Significant time and effort is being spent on the ‘change’ aspect of this project, but sometimes it’s the little things that can make or break a project. Having to take a new version of Microsoft Office, a new laptop with new software to learn, and then adapting to use a headset instead of a traditional telephone handset can be intimidating and a bit scary.
For those reasons, we have a clear communication, engagement and training plan to not only deliver the new ‘stuff’, but also to ensure that all staff understand why it’s being done, how it supports our corporate objectives and, most importantly, to ‘sell the benefits’ of the project to get them on-board and positive about the changes.
Mike Underwood, Futures Housing’s head of communications, said, “We are working hard to support the communication aspect of this project for all group staff and planning ongoing activities such as personalised emails, event days, updates on screen displays and noticeboards, and blogs and vlogs. We are also planning to create tailored information packs based on a staff member’s specific ‘persona’, such as a ‘road warrior’, ‘flexible worker, ‘home worker’ or ‘desk worker’. All of this will be highly visual and with as little ‘geek speak’ as possible.”
To streamline customer contact and enable them to communicate with us easily via telephone, email, SMS, web chat or social media, integration with our Orchard housing management system was fundamental to the success of this project.
We wanted the inbound ‘contact’ to be automatically identified and matched to the customer record held in Orchard, with the contact centre agent then being automatically routed to the correct Orchard screen and the contact history being automatically collected and stored at the end of the communication. Options to efficiently update customer information and add unrecognised contact details also needed development to help with maintaining accurate customer information.

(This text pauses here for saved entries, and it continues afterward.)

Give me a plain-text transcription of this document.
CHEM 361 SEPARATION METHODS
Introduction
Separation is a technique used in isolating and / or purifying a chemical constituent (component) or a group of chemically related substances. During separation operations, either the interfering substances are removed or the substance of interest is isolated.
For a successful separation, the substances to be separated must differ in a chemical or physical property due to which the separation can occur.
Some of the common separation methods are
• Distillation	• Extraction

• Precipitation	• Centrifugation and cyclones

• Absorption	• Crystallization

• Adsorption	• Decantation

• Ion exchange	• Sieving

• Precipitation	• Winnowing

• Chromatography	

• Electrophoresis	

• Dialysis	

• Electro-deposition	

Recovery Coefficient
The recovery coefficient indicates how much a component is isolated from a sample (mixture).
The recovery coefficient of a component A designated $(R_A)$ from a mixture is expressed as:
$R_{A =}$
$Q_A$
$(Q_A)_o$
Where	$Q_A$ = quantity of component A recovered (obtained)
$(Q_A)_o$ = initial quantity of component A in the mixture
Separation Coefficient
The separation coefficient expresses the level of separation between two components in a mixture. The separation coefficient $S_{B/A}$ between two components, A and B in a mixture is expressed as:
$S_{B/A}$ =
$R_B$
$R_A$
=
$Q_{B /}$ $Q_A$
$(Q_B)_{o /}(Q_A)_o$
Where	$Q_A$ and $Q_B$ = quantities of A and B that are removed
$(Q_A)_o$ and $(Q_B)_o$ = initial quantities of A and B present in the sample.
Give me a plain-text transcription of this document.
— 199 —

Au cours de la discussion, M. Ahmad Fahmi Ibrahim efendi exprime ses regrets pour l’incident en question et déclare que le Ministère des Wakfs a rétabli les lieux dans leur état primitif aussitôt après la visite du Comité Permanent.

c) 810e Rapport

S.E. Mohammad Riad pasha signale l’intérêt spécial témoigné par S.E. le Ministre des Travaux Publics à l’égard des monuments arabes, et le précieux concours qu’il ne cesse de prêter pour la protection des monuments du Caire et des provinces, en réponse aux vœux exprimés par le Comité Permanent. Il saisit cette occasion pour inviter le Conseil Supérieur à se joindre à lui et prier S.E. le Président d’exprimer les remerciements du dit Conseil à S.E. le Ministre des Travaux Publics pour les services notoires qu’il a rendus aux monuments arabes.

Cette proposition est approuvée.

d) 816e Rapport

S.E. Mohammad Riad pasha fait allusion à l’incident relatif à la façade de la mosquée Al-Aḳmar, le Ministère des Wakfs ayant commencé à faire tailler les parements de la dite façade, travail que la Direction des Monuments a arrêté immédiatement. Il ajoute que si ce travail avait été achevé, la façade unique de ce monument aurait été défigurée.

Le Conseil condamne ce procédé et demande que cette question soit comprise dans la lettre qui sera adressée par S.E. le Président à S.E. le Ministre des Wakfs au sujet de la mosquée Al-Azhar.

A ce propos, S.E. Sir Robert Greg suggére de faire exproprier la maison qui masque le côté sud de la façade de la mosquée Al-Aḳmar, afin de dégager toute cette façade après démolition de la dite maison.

We have engaged with Orchard’s development team and the integration process is currently underway, with all the communication channels and data capture targeted for delivery in November 2016 and web chat (integrated with Orchard’s self-service portal) following in February 2017.
Clarity of purpose and ‘tales of the unexpected’
Over the next few months, the project will move from ‘preparation to execute’ into the deployment and live roll-out stages.
With projects like this that take place over a fairly long period of time, from initial conception, through procurement, contract award and project delivery, it is important to keep a check on the purpose and expected benefits of the project, to make any necessary adjustments and to accommodate those unexpected ‘curves in the road’.
We identified both financial and non-financial benefits during the business case phase of this project and these are allocated to ‘benefit owners’ and monitored throughout. However, we have had to manage various unexpected factors due to the ‘cutting edge’ nature of this project, some technical (as you would expect in a project like this) but also some organisational such as the group redesigning its operating model, with a consequent knock-on effect to the project.
September to November this year will be very exciting; we’ll bring you updates on the project in the next issue of Housing Technology.